Japanese Patent Application Laid-open No. 2006-272097 discloses a technology for removing any ink dry matter adhered to the nozzle surface of the inkjet head. In the technology described in Japanese Patent Application Laid-open No. 2006-272097, the nozzle surface is immersed in a cleaning liquid in a cleaning liquid tank, and a wiping member is vibrated while the nozzle surface is pressed against the wiping member provided on a bottom surface of the cleaning liquid tank. The ink dry matter adhered to the nozzle surface is thereby removed by dissolution into the cleaning liquid and an impact applied by the wiping member.

SUMMARY OF THE DISCLOSURE

In order to achieve the above-mentioned object, a cleaning unit according to one embodiment of the present disclosure is used to clean a nozzle surface of an inkjet head.

The cleaning unit includes a flexible porous material and a cleaning liquid impregnated in the flexible porous material.

The cleaning liquid has viscosity at 25° C. of 7 mPa's or less and static surface tension at 25° C. of 40 mN/m or less, and contains 10 mass % or more and 60 mass % or less of a water-soluble organic solvent, in which a vapor pressure at 25° C. of the water-soluble organic solvent is lower than water.

BRIEF DESCRIPTION OF THE DRAWINGS

FIG. 1 is a flowchart of a cleaning method according to one embodiment of the present disclosure.

FIG. 2 is a diagram showing Step S01 (immersion step) of the above cleaning method.

FIG. 3 is a diagram showing Step S01 (immersion step) of the cleaning method.

FIG. 4 is a diagram showing Step S02 (wiping step) of the above cleaning method.

DETAILED DESCRIPTION OF THE EXEMPLARY EMBODIMENTS

In order to remove an ink dry matter that has strongly adhered from the nozzle surface, a time for immersing the nozzle surface in the cleaning liquid, which is about 10 seconds as described in Japanese Patent Application Laid-open No. 2006-272097, may be insufficient. On the other hand, since evaporation of the cleaning liquid progresses over time, it is necessary to increase the amount of cleaning liquid in a cleaning liquid tank in order to increase the time for immersing the nozzle surface in the cleaning liquid. This increases the amount of cleaning liquid consumed in order to clean the nozzle surface.

In view of the above circumstances, an object of the present disclosure is to provide a cleaning unit that can achieve a high cleaning effect while reducing the amount of the cleaning liquid consumed.
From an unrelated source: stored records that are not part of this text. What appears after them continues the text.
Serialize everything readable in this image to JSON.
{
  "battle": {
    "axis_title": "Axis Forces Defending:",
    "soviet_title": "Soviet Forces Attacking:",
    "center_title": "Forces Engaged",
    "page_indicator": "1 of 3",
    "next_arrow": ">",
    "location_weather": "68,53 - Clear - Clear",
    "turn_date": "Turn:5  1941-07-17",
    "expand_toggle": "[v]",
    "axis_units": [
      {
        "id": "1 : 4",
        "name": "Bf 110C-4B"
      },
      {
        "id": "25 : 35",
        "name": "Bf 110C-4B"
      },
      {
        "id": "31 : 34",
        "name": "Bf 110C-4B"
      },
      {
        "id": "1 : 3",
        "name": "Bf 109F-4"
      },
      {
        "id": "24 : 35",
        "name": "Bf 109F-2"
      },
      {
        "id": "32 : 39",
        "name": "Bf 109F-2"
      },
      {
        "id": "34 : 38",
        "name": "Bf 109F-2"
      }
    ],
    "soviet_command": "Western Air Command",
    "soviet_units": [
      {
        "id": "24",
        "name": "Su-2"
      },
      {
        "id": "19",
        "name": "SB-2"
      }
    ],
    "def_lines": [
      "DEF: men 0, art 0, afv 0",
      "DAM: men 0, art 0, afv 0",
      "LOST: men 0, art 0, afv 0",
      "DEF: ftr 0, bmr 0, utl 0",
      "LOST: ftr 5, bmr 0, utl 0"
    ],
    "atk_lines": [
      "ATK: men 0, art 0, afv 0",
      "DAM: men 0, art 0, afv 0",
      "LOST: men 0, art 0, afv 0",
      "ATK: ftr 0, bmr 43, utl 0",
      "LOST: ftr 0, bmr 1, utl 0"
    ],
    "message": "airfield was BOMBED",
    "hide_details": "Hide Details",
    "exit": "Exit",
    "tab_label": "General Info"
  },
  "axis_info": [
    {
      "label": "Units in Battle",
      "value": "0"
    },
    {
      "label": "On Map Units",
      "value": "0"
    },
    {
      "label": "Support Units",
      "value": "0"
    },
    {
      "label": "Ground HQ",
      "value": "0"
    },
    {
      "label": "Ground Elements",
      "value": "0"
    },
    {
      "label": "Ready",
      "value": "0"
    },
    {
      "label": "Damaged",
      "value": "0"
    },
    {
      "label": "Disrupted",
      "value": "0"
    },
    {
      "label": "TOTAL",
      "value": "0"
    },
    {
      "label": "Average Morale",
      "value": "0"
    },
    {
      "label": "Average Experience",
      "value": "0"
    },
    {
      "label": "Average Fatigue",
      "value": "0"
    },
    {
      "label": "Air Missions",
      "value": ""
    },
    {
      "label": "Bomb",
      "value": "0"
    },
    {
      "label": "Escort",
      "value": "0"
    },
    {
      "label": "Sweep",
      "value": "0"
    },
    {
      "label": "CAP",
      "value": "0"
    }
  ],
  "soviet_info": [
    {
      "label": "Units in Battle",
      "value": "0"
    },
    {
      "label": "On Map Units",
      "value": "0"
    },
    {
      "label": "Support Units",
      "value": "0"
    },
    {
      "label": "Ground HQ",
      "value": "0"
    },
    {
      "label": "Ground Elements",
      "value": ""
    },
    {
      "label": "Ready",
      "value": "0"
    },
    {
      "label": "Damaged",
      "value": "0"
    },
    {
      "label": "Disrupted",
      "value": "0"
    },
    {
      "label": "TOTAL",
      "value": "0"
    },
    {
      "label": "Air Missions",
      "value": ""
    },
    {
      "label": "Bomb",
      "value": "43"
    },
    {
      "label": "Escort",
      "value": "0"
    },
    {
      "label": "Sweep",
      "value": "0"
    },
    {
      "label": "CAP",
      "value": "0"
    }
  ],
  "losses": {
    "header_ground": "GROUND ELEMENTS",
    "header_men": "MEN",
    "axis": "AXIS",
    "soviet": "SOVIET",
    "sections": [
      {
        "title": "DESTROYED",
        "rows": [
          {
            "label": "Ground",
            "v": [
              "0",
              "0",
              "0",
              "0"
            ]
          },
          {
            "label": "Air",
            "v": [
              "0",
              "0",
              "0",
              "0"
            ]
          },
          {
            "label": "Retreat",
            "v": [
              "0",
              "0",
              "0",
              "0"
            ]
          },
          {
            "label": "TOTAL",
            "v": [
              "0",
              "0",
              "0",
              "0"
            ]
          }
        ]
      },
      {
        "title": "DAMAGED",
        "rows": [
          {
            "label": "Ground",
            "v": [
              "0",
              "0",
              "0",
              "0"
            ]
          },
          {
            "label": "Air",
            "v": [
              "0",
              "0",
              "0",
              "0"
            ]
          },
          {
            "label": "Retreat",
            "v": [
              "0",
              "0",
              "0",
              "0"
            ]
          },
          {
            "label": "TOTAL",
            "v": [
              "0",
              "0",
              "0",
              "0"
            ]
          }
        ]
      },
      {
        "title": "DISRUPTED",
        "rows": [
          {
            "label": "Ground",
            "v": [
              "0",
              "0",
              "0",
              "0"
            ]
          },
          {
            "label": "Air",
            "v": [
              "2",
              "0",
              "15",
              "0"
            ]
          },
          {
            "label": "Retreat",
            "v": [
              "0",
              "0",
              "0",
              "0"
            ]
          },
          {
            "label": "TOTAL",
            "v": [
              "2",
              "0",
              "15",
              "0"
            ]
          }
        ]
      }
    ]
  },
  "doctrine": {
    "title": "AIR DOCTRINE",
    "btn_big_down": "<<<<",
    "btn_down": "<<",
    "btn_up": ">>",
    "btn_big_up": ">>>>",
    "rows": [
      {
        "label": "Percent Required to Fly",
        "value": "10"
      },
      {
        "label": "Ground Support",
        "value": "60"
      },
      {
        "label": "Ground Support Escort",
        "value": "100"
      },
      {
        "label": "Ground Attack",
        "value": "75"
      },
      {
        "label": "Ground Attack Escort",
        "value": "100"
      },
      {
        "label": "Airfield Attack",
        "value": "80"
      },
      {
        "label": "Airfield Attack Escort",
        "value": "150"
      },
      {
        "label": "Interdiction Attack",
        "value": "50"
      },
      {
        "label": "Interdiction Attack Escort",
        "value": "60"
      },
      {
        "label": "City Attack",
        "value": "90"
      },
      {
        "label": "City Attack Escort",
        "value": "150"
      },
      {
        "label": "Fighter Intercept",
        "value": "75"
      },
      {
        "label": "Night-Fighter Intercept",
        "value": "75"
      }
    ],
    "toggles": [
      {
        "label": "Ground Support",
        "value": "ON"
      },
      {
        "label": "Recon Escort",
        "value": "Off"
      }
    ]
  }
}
Embodiments of the present disclosure will be described.

[Overall Configuration of Cleaning Unit U]

A cleaning unit U (see FIGS. 2 and 3) according to one embodiment of the present disclosure is a complex unit for cleaning the nozzle surface on which nozzles are arranged in an inkjet head (hereinafter simply referred to as “head”) mounted on an inkjet recording apparatus. The cleaning unit U may be mounted on the inkjet recording apparatus or may configure an independent cleaning apparatus separated from the inkjet recording apparatus.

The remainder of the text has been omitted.